President-elect Obama’s phone has been ringing off the hook. Democrat leaders call to congratulate, world leaders want to talk policy, and special interest groups hope that Obama will pay better attention to their cause than the Bush administration did. One group seeking Obama’s ear is the Presidential Climate Action Project (PCAP).
PCAP is a team of scientists, businesspeople, and politicians intent on jumpstarting Obama’s climate change policy by providing him with an outline that details exactly how to take the nation from an era powered by fossil fuels and an ethic of dominating nature to one powered by renewable resources that embraces stewardship.
“You can’t back away from problems like peak oil and climate change,” says PCAP Executive Director Bill Becker, a former newspaperman who helped build the nation’s first “solar village” in Wisconsin. “These issues won’t wait for us to get our house in order.”

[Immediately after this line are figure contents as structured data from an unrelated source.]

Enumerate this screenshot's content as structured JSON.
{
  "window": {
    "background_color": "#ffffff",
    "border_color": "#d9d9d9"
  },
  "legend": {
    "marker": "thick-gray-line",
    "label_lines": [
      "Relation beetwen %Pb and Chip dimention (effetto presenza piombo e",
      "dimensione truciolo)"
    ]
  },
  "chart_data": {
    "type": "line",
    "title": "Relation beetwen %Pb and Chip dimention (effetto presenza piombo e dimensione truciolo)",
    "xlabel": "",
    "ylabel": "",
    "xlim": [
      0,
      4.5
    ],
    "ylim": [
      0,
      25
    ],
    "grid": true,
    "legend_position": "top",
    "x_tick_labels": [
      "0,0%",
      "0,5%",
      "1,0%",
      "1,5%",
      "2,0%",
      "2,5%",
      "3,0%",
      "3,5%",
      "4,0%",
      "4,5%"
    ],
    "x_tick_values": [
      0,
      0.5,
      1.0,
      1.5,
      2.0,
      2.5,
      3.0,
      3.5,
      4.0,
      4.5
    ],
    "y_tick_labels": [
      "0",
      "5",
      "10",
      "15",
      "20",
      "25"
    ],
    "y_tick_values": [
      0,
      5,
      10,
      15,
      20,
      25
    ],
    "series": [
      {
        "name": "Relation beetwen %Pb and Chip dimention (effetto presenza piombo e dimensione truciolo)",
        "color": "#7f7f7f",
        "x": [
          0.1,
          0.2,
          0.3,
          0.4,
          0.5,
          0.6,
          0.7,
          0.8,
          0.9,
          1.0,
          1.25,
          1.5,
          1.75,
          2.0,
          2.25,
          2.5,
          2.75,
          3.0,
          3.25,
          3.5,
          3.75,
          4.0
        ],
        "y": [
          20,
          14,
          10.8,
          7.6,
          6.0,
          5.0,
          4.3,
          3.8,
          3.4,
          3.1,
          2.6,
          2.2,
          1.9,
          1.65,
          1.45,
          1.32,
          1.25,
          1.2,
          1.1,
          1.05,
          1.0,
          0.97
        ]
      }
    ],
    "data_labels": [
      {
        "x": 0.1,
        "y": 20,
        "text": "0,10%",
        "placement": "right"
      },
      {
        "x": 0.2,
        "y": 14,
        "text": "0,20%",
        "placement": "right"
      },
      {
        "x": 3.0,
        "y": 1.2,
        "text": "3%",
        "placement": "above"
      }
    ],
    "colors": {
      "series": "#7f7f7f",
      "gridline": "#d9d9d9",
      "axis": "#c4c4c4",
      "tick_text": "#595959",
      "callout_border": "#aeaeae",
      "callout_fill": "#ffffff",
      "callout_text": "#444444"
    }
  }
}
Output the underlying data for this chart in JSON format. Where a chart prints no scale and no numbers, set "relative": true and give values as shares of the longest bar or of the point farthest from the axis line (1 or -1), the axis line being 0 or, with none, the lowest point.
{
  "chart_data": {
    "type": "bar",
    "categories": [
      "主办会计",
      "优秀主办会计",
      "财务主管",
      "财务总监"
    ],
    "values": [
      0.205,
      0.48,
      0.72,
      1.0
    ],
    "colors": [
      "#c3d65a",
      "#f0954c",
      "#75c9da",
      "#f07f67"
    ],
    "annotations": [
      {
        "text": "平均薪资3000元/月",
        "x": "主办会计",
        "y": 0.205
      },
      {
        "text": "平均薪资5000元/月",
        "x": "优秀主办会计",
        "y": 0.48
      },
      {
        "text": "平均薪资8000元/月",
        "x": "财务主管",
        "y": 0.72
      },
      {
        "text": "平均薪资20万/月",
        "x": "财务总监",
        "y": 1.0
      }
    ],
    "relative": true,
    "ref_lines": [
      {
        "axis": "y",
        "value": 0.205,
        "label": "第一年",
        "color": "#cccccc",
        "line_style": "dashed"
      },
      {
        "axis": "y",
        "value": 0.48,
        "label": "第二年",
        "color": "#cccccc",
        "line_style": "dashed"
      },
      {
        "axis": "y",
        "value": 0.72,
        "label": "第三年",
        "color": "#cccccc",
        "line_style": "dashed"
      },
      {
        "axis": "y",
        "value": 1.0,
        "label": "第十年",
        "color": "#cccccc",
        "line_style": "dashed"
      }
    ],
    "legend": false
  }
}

In a 17-page document available online, PCAP suggests the president take action like establishing goals to reduce greenhouse gas emissions, setting up a carbon trading system and convening a panel of governors and mayors to coordinate a climate change response that involves all three levels of government. In the past few years, without federal leadership on climate change, state and local governments have picked up the slack. “Their action has been a silver lining,” said Becker.
PCAP’s advice runs beyond the bounds of what is typically advocated by climate change groups. The project calls for a weatherization assistance program to help low-income families insulate their homes better and lower energy bills and urges congress to support a Global Warming Wildlife Survival Act which would aim to conserve species and habitats most impacted by climate change.
Other PCAP suggestions include directing federal agencies to inventory resources and ecosystem services, declaring the atmosphere a public commons owned by all and creating new federal institutions like an Earth Systems Sciences Agency or a Department of Oceans.
“The time for these notions has come,” said Becker. “Species are disappearing, forests are disappearing and farmland and freshwater are being degraded. We can’t call this the tenth on a list of priorities; these are things we must do right now.”
And just how closely is Obama listening to PCAP?
“President Obama will be philosophically quite different than the Bush administration,” Becker said. “I think there is a lot of promise that the federal government is finally going to get off their butts and tackle these problems.”